На прощание пожелав ему удачи, Робин завершила разговор, но осталась лежать на смятой постели. Через несколько секунд у нее вырвалось:
– Blanc de blancs.
И опять ее волной тоски захлестнули какие-то смутные воспоминания. Где же раньше встречала она, подавленная и измученная, эту фразу?
– Blanc de blancs, – повторяла она, вставая с постели. – Blanc de… Ой!
В голую стопу впилось что-то маленькое и очень острое. Наклонившись, Робин подняла серьгу-гвоздик с бриллиантом.
Вначале она лишь походя бросила взгляд на это украшение; пульс оставался ровным. Чужая вещица. Таких пуссет с бриллиантами у нее отродясь не бывало. Удивительно, как она не наткнулась на этот гвоздик еще ночью, когда ложилась спать подле храпевшего Мэтью. Наверное, ступила рядом; но еще вероятнее, что сережка запуталась в постельном белье и упала на ковер, когда Робин откинула одеяло.
Разумеется, в мире есть множество пуссет с бриллиантами. Однако совсем недавно внимание Робин привлекли сережки, принадлежавшие Саре Шедлок. Та щеголяла в них во время ужина, на котором присутствовали Робин с мужем, – в тот самый вечер, когда Том набросился на Мэтью с неожиданной и, казалось бы, беспричинной злобой.
С минуту, тянувшуюся бесконечно долго, Робин, сидя на краешке кровати, задумчиво рассматривала бриллиант. Затем она аккуратно положила пуссету на ночной столик, взяла телефон, зашла в «настройки», чтобы заблокировать определение своего номера, и набрала Тома.
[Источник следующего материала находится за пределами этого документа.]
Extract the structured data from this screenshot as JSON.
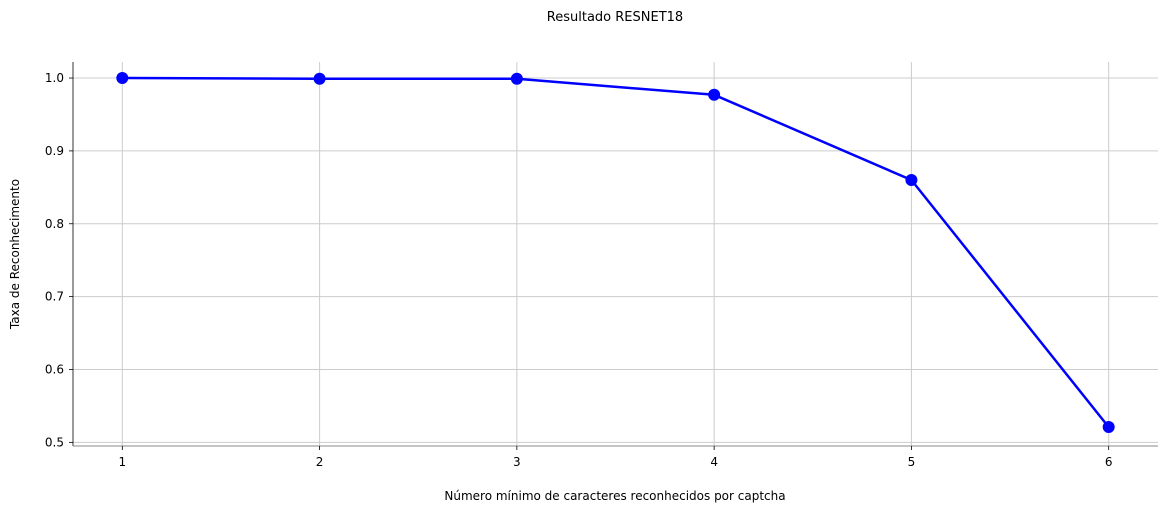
{
  "chart_data": {
    "type": "line",
    "title": "Resultado RESNET18",
    "xlabel": "Número mínimo de caracteres reconhecidos por captcha",
    "ylabel": "Taxa de Reconhecimento",
    "x": [
      1,
      2,
      3,
      4,
      5,
      6
    ],
    "x_tick_labels": [
      "1",
      "2",
      "3",
      "4",
      "5",
      "6"
    ],
    "xlim": [
      0.75,
      6.25
    ],
    "ylim": [
      0.495,
      1.022
    ],
    "y_ticks": [
      0.5,
      0.6,
      0.7,
      0.8,
      0.9,
      1.0
    ],
    "y_tick_labels": [
      "0.5",
      "0.6",
      "0.7",
      "0.8",
      "0.9",
      "1.0"
    ],
    "grid": true,
    "series": [
      {
        "values": [
          1.0,
          0.999,
          0.999,
          0.977,
          0.86,
          0.521
        ],
        "color": "#0000ff",
        "marker": "circle"
      }
    ]
  }
}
После пары гудков раздался его голос, вроде бы раздраженный. На заднем плане телеведущий разглагольствовал о приближающейся церемонии закрытия Олимпийских игр.
– Да, алло?
Робин повесила трубку. Том не пошел играть в мини-футбол. С телефоном в руке она застыла на краю громоздкого супружеского ложа, которое в свое время с таким трудом затащили по узкой лестнице этого очаровательного арендованного дома; в памяти один за другим всплывали те очевидные знаки, на которые она – сотрудница детективного агентства! – сознательно закрывала глаза.
– Какая же я дура, – тихо сказала Робин, обращаясь к пустой, залитой солнцем комнате. – Дура набитая.